Книга: Гребаная история
Назад: 35. Бегство
Дальше: 37. Блондинка в ветровке после полуночи

36. В шторме

Когда порывы усилились, я понял, что, приближаясь к выходу из бухты, направляюсь в полнейшую херню.
В течение последних часов ветер все крепчал и крепчал. Здесь я прочувствовал это куда лучше, чем на земле. Он с воем обрушился на меня, когда я шел через фарватер. Сильное волнение в заливе превратилось в пенящиеся волны, которые принялись раскачивать каяк сразу, как только я оставил позади последние скалы.
Меня будто бросили в барабан стиральной машины.
Болтало во все стороны; я крепко вцепился в весла.
Волны перехлестывали через борт, окатывая меня с ног до головы.

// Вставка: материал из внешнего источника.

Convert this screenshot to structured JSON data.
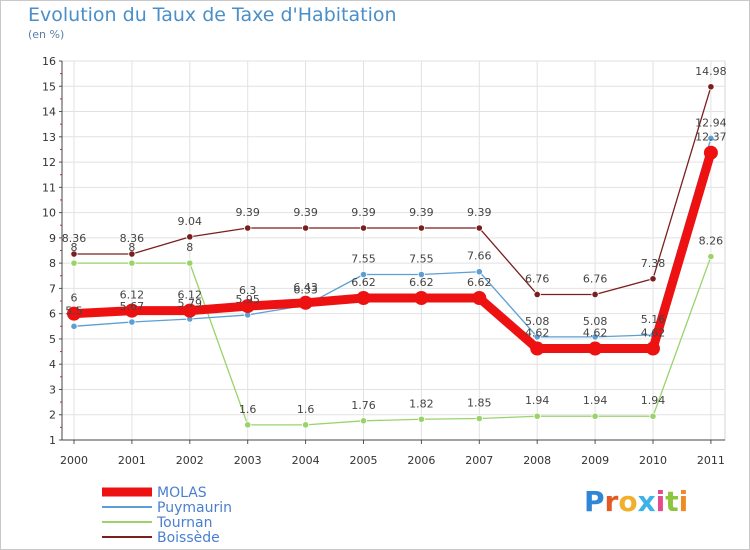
{
  "header": {
    "title": "Evolution du Taux de Taxe d'Habitation",
    "unit": "(en %)"
  },
  "brand": {
    "letters": [
      "P",
      "r",
      "o",
      "x",
      "i",
      "t",
      "i"
    ],
    "colors": [
      "#2e86d6",
      "#e45a22",
      "#f0b02a",
      "#3db2e6",
      "#e64a8c",
      "#8cc63e",
      "#f08a24"
    ]
  },
  "chart_data": {
    "type": "line",
    "x": [
      "2000",
      "2001",
      "2002",
      "2003",
      "2004",
      "2005",
      "2006",
      "2007",
      "2008",
      "2009",
      "2010",
      "2011"
    ],
    "ylim": [
      1,
      16
    ],
    "yticks": [
      1,
      2,
      3,
      4,
      5,
      6,
      7,
      8,
      9,
      10,
      11,
      12,
      13,
      14,
      15,
      16
    ],
    "grid": true,
    "legend_position": "bottom-left",
    "series": [
      {
        "name": "Boissède",
        "color": "#7a1f1f",
        "marker": "circle",
        "values": [
          8.36,
          8.36,
          9.04,
          9.39,
          9.39,
          9.39,
          9.39,
          9.39,
          6.76,
          6.76,
          7.38,
          14.98
        ],
        "labels": [
          "8.36",
          "8.36",
          "9.04",
          "9.39",
          "9.39",
          "9.39",
          "9.39",
          "9.39",
          "6.76",
          "6.76",
          "7.38",
          "14.98"
        ]
      },
      {
        "name": "Tournan",
        "color": "#99d36a",
        "marker": "circle",
        "values": [
          8,
          8,
          8,
          1.6,
          1.6,
          1.76,
          1.82,
          1.85,
          1.94,
          1.94,
          1.94,
          8.26
        ],
        "labels": [
          "8",
          "8",
          "8",
          "1.6",
          "1.6",
          "1.76",
          "1.82",
          "1.85",
          "1.94",
          "1.94",
          "1.94",
          "8.26"
        ]
      },
      {
        "name": "Puymaurin",
        "color": "#5b9fd4",
        "marker": "circle",
        "values": [
          5.5,
          5.67,
          5.79,
          5.95,
          6.33,
          7.55,
          7.55,
          7.66,
          5.08,
          5.08,
          5.16,
          12.94
        ],
        "labels": [
          "5.5",
          "5.67",
          "5.79",
          "5.95",
          "6.33",
          "7.55",
          "7.55",
          "7.66",
          "5.08",
          "5.08",
          "5.16",
          "12.94"
        ]
      },
      {
        "name": "MOLAS",
        "color": "#ee1111",
        "marker": "circle",
        "values": [
          6,
          6.12,
          6.12,
          6.3,
          6.43,
          6.62,
          6.62,
          6.62,
          4.62,
          4.62,
          4.62,
          12.37
        ],
        "labels": [
          "6",
          "6.12",
          "6.12",
          "6.3",
          "6.43",
          "6.62",
          "6.62",
          "6.62",
          "4.62",
          "4.62",
          "4.62",
          "12.37"
        ]
      }
    ],
    "legend": [
      {
        "name": "MOLAS",
        "color": "#ee1111"
      },
      {
        "name": "Puymaurin",
        "color": "#5b9fd4"
      },
      {
        "name": "Tournan",
        "color": "#99d36a"
      },
      {
        "name": "Boissède",
        "color": "#7a1f1f"
      }
    ]
  }
}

Вода понемногу заполняла лодку, так как непромокаемого фартука не было.
С черного неба неслись потоки ледяной воды, бомбардирующие корпус лодки и мой череп.
Теперь я греб, зажмурившись и широко открыв рот, пытаясь глотнуть воздуха.
Бросив взгляд вдаль, я содрогнулся: море превратилось в обширное бело-зеленое пространство, полное пены и волн. В моем направлении быстро мчались тучи, постоянно меняя форму: это были то лошади, вставшие на дыбы, то поезда, несущиеся на полной скорости; соборы, атомные грибы, дым в глубине ночи… Я греб еще сильнее, вглядываясь в смутный рисунок островов впереди. Расстояние до них я обычно проходил достаточно быстро. Но этой ночью мне казалось, что я остаюсь на том же месте.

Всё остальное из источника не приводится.